Ich hatte bereits 2021 mal einen Beitrag zu diesem Thema veröffentlicht (siehe hier), da der Wunsch nach Krankengymnastik, Massagen usw. aber nach wie vor fast täglich in meiner Sprechstunde geäußert wird und ich in der Mehrzahl der Fälle leider kein entsprechendes Rezept ausstellen kann, fasse ich das hausärztliche Problem bei der Verordnung von derartigen Heilmitteln hier nochmal zusammen:
Oft sind Patient:innen enttäuscht oder verärgert, wenn ihnen bei orthopädischen Beschwerden wie Rückenschmerzen, Verspannungen etc. keine Krankengymnastik verordnet wird. Der Grund hierfür ist schlicht und ergreifend das liebe Geld.
Physiotherapie (also Krankengymnastik, Massage usw.) ist wegen ihrer vergleichsweise hohen Kosten eine von den Kostenträgern budgetierte Leistung. Das heißt: Ärzt:innen dürfen einen bestimmten Gesamtverordnungsbetrag pro Quartal nicht überschreiten, da sie sonst für die Mehrkosten selbst zur Kasse gebeten werden können (das nennt man Regress, ein Beispiel für die Folgen finden Sie auf der Website des Kollegen Dr. Lindenthal aus Hollen). Aufgrund der Unvorhersehbarkeit des Praxisbetriebs ist es zudem unmöglich zu Beginn des Quartals abzuschätzen, wie viele Verordnungen bis zum Quartalsende anfallen könnten.
Überschreiten sie das Budget, können sich Ärzt:innen vor den Regresskosten nur schützen, wenn die Physiotherapie zu den Therapiemethoden gehört, die für das jeweilige Krankheitsbild in den Leitlinien der medizinischen Fachgesellschaften unbedingt empfohlen werden.

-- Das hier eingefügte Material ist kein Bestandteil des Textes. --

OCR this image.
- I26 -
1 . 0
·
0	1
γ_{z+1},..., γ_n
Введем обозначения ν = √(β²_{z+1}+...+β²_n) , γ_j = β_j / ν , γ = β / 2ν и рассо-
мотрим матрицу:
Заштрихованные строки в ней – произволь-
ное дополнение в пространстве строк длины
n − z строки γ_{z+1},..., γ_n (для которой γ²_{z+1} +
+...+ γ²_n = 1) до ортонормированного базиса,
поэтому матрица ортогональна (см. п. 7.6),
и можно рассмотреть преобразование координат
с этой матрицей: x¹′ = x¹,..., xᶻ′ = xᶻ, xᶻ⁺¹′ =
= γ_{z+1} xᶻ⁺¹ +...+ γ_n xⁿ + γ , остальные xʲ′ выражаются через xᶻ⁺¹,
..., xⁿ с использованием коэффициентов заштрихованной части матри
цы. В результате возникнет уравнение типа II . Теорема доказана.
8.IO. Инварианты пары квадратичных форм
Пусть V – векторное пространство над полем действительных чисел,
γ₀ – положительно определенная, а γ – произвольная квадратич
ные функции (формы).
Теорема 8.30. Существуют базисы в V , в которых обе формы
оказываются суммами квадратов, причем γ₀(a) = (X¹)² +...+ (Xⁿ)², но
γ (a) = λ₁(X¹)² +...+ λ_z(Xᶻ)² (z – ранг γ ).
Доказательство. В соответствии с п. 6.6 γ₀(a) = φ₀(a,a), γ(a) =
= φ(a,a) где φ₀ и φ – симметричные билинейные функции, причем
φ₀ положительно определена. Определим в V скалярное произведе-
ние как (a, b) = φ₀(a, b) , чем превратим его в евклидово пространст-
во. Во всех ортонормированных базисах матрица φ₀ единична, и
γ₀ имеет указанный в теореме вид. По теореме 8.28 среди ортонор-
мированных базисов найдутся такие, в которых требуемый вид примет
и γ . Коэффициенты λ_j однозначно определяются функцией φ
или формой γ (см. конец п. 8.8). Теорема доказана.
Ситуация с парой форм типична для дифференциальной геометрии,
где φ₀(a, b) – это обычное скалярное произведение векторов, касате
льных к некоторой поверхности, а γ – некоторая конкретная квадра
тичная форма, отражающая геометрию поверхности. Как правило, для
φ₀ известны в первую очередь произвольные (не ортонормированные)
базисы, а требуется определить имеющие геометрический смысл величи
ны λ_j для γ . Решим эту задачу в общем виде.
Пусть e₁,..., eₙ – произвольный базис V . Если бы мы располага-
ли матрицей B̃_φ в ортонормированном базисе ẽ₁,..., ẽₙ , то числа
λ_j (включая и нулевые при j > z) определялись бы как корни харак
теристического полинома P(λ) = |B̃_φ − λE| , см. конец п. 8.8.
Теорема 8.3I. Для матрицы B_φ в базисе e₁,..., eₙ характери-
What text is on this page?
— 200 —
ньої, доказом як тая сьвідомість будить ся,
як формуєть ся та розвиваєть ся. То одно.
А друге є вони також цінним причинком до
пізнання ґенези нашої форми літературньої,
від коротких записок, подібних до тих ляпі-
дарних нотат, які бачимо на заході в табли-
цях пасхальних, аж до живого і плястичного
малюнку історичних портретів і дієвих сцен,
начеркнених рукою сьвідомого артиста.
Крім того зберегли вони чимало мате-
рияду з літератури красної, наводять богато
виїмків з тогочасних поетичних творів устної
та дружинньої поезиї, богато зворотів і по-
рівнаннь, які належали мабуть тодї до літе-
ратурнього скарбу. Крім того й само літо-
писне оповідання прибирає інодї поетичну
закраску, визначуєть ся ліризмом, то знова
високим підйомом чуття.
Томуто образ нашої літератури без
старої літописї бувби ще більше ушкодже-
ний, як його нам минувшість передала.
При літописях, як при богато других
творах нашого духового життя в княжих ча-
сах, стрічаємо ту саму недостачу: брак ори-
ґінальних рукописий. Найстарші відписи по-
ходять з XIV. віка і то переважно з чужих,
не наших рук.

Da es derzeit jedoch für die gängigsten akuten Probleme wie Nacken- oder Rückenschmerzen ohne nachgewiesenen Wirbelsäulenschaden keine solche Empfehlung gibt, können Ärzt:innen im Regressfall nicht begründen, warum sie diese im Vergleich zu Medikamenten erheblich teurere Therapieform verordnet haben.
Um sich selbst vor dem finanziellen Risiko des Regresses zu schützen, gibt es für Ärzt:innen leider nur die Möglichkeit Physiotherapie so sparsam wie möglich zu verordnen. Genau das ist das Ziel der Krankenkassen, die aufgrund dieses den Patient:innen meist unbekannten Systems nicht selbst als Buhmann dastehen, sondern diese Rolle den Ärzt:innen überlassen, die ihre Patient:innen mit dem oft nachvollziehbaren Wunsch nach Physiotherapie immer wieder enttäuschen müssen.
Ein Rechenbeispiel (Preise Stand 07/2024):
- Diagnose: Rückenschmerzen durch Muskelverspannung
- 1 Packung Ibuprofen (50 St.) ca. 14 EUR
- Wärmflasche und Bewegung: kostenlos
- 6 x Physiotherapie: ca. 170 EUR
Die physiotherapeutische Behandlung kostet Ihre Krankenkasse im Vergleich zur empfohlenen Standardbehandlung mit Medikamenten mehr als das Zwölffache – da kann man sich gut vorstellen, dass von Seiten der Kostenträger wenig Interesse an einer solchen Verordnung besteht.
Sie sehen: Hinter der für Sie sicher enttäuschenden Tatsache, keine Verordnung für Physiotherapie zu bekommen, steht ein rein finanziell motiviertes Regulationssystem, das Ärzt:innen zwar auf dem Papier die Entscheidungsfreiheit über die gewählte Therapieform zugesteht, diese durch Androhung wirtschaftlicher Nachteile aber dennoch massiv beeinflusst.